Functional complaints

Fibromyalgia can be accompanied by functional symptoms. Functional symptoms describe physical complaints that can affect, for example, the sensory system, voluntary motor skills, pain and digestion.

Fibromyalgia can, for example, cause sensory disturbances and paresthesia.

A sensitivity disorder (paraesthesia) is an unpleasant but usually not painful physical sensation that is not triggered by appropriate stimuli. An example of this is a touch that triggers a tingling sensation.

A dysesthesia is a sensation that does not match the previously triggered stimulus. A stimulus triggers a false sensation, for example when a light touch is perceived as painful. Dysaesthesia is usually a change in the quality of sensation, in which the sensitivity on the surface of the skin is usually affected.

A foreign body sensation can also occur in the throat or neck. One speaks of a globus sensation if this foreign body sensation occurs independently of food intake.

Other accompanying symptoms

Fibromyalgia can also be accompanied by various other symptoms.

These include breathing and heart problems, organic (gastrointestinal) complaints (gastrointestinal), bladder dysfunction or altered menstruation in female patients. Hypersensitivity to stimuli and psychological complaints such as irritability and depressive moods or even depression can also occur.

Fibromyalgia syndrome (FMS) can be accompanied by a variety of different symptoms. However, many of the symptoms are non-specific and can also be triggered by other illnesses.

It is therefore very important to document symptoms accurately and discuss them with the doctor treating you. A first port of call is the family doctor, who can assess the symptoms holistically, taking into account the patient's medical history.

Fibromyalgia is a chronic pain disorder that is accompanied by sleep disorders, fatigue and other symptoms in addition to pain. Fibromyalgia symptoms can occur globally throughout the body. It is therefore important to document symptoms accurately and discuss them with your doctor.

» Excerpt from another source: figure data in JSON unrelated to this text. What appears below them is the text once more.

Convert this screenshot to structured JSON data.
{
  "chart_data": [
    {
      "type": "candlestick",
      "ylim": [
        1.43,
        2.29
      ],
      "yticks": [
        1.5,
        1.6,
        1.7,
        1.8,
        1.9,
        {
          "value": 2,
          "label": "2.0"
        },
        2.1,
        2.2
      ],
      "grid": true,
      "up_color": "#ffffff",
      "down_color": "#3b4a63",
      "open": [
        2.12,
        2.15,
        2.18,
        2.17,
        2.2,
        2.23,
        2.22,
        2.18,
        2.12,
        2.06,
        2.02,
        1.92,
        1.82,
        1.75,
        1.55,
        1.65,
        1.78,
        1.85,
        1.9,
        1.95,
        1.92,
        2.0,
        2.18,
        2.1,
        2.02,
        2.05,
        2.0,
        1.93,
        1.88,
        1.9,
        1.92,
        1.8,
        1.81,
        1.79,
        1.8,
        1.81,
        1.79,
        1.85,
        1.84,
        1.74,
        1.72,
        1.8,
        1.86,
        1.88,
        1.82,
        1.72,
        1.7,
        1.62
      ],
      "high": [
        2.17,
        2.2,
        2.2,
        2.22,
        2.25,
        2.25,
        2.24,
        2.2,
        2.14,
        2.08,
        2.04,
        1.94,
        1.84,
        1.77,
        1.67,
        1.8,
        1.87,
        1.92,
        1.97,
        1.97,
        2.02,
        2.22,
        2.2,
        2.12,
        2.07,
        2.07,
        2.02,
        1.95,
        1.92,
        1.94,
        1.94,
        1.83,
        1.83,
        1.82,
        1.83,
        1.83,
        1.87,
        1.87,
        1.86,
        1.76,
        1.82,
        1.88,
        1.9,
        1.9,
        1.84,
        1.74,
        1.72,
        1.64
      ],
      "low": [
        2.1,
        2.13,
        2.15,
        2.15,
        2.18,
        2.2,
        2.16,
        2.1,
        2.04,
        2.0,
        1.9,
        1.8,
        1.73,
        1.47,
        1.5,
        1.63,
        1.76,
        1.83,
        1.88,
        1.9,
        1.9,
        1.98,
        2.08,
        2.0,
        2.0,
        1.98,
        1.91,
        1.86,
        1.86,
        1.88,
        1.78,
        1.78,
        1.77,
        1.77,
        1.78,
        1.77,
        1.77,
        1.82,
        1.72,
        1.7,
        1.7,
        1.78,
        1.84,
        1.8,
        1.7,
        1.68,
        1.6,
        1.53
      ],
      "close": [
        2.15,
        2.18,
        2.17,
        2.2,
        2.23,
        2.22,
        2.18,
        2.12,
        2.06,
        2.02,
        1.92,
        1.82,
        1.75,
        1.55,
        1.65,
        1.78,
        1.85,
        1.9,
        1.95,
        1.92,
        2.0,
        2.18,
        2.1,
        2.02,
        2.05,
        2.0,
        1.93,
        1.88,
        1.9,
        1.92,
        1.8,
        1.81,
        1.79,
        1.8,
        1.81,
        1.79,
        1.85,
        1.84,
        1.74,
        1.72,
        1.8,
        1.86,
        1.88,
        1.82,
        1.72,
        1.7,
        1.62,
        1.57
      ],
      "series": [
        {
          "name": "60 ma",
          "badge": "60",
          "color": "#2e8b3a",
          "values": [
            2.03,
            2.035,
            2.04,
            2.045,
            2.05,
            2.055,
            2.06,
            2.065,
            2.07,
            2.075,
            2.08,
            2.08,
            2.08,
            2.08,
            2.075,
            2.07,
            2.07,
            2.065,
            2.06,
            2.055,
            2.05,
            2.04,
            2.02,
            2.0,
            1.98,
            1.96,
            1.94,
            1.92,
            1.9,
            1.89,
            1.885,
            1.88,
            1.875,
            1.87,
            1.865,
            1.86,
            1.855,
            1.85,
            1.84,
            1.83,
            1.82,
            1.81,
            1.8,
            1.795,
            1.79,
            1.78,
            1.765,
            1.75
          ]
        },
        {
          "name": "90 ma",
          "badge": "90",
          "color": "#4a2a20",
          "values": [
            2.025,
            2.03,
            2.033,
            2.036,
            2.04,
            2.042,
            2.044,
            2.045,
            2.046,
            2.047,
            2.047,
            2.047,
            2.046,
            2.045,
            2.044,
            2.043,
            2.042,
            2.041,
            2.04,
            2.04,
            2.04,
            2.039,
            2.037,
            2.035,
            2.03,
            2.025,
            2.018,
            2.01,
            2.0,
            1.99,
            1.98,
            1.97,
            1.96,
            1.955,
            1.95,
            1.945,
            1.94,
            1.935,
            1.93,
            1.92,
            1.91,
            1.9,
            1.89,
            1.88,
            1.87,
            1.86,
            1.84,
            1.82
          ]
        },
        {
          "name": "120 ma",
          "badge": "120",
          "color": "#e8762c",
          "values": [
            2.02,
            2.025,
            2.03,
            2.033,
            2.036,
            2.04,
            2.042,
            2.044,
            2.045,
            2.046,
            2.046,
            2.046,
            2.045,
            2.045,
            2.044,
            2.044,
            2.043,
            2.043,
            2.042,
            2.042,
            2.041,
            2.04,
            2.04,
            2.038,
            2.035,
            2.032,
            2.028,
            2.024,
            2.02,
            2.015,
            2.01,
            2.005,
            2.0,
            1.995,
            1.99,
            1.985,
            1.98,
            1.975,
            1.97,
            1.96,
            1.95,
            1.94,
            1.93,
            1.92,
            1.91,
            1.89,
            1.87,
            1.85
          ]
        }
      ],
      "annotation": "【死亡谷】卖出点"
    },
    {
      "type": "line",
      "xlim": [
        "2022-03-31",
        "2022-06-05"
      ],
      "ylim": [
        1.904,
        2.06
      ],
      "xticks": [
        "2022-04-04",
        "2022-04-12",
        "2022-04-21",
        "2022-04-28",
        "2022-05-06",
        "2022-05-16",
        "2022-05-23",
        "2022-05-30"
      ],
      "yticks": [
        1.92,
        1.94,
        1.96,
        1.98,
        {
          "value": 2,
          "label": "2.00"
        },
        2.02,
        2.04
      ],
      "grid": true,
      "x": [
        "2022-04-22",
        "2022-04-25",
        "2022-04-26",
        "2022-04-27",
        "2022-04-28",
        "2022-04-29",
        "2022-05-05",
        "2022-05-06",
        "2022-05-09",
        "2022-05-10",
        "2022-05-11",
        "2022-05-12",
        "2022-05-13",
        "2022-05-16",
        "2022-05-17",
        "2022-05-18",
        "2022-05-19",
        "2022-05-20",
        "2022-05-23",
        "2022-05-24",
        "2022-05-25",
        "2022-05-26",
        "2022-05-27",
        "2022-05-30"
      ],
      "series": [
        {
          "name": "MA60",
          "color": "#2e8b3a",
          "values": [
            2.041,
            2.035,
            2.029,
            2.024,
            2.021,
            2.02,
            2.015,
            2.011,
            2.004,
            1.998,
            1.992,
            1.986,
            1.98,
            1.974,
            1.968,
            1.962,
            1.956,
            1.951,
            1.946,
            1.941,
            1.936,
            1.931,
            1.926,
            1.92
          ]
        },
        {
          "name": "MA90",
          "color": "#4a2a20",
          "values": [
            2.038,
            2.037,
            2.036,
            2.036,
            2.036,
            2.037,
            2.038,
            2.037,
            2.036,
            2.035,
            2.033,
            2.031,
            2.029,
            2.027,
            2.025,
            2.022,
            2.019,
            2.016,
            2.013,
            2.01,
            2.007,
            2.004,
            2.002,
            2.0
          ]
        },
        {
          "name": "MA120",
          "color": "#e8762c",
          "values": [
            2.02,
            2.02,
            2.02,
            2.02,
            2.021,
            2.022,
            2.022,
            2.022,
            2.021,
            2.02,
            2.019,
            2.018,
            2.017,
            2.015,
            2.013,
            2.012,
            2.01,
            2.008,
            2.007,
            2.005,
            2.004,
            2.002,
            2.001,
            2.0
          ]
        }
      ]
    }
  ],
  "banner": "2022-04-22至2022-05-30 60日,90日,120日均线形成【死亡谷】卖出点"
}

[1] DocCheck. fibromyalgia. Retrieved on 28.06.2024 at https://flexikon.doccheck.com/de/Fibromyalgie

[2] Mayo Clinic. fibromyalgia. Retrieved 28.06.2024 at https://www.mayoclinic.org/diseases-conditions/fibromyalgia/symptoms-causes/syc-20354780

[3] NHS. fibromyalgia. Retrieved on 28.06.2024 at https://www.nhs.uk/conditions/fibromyalgia/symptoms/

[4] Anne Toussaint: Introduction Somatoform Disorders, Somatic Stress Disorders. 1st edition. Munich 2020, ISBN 978-3-8252-5349-3.